Somewhat related to the RPC argument, but HTTP is a total joke, adn therefore so is REST.
In adtech you send 204 responses a lot. The body is empty, just the headers. Headers like 'Server' and 'Date'. Apache won't let you turn Server off... 'security through obscurity' or some nonsense. Why do I need to tell an upstream server my time 50k times per second?
Zip it all up! Nope, that only applies to the body which is already empty.
Egressing traffic! A cloud provider's dream. I wonder what percentage of their revenue come from clients sending the Date header.

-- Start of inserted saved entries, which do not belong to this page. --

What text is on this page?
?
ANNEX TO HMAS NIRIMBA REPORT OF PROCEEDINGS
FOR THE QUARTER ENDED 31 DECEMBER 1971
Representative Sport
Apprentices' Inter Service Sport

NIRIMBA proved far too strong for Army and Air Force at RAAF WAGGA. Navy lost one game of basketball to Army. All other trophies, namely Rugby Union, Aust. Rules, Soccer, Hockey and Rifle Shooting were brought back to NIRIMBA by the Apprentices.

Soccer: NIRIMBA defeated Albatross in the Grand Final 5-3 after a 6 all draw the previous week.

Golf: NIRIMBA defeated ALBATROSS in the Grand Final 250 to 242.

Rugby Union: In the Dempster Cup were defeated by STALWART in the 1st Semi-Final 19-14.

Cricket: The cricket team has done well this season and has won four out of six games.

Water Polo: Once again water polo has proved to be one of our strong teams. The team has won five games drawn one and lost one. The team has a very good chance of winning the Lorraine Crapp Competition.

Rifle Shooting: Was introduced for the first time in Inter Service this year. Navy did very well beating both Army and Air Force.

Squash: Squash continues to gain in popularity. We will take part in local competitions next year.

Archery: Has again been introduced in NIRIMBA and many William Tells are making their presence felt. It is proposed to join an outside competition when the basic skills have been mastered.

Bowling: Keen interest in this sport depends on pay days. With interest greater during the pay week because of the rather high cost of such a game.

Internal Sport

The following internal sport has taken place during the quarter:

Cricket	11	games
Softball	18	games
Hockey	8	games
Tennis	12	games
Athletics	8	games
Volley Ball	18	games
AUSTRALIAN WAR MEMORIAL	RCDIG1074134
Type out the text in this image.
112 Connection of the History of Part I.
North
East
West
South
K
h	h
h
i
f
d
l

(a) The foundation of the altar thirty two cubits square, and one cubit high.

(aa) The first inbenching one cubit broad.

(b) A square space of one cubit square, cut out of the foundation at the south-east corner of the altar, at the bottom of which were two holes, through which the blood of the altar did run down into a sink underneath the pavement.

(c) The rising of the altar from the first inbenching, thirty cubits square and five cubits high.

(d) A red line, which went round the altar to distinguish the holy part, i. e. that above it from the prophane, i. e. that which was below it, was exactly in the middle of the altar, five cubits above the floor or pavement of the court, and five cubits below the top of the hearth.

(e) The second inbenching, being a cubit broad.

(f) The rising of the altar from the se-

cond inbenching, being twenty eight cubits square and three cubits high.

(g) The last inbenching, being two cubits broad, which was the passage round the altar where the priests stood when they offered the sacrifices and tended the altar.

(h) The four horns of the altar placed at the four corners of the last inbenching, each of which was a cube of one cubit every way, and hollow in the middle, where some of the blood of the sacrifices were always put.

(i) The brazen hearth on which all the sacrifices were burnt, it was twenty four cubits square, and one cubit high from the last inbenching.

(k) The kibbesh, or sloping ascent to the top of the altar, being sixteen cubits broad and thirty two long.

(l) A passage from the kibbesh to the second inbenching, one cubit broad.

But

Rachel says that a thread is only ever doing one thing at a time - it is handling one request, not many. But that's only true when you do CPU bound work. There is no way to write code using blocking IO-style code without using some form of event loop (gevent, async/await). You cannot spin up 100K native threads to handle 100K requests that are IO bound (which is very common in a microservice architecture, since requests will very quickly block on requests to other services). Or well, you can, but the native thread context switch overhead is very quickly going to grind the machine to a halt as you grow.
I'm a big fan of gevent, and while it does have these shortcomings - they are there because it's all on top of Python, a language which started out with the classic async model (native threads), rather than this model.
Golang, on the other hand, doesn't suffer from them as it was designed from the get-go with this threading model in mind. So it allows you to write blocking style code and get the benefits of an event loop (you never have to think about whether you need to await this operation). And on the other hand, goroutines can be preempted if they spend too long doing CPU work, just like normal threads.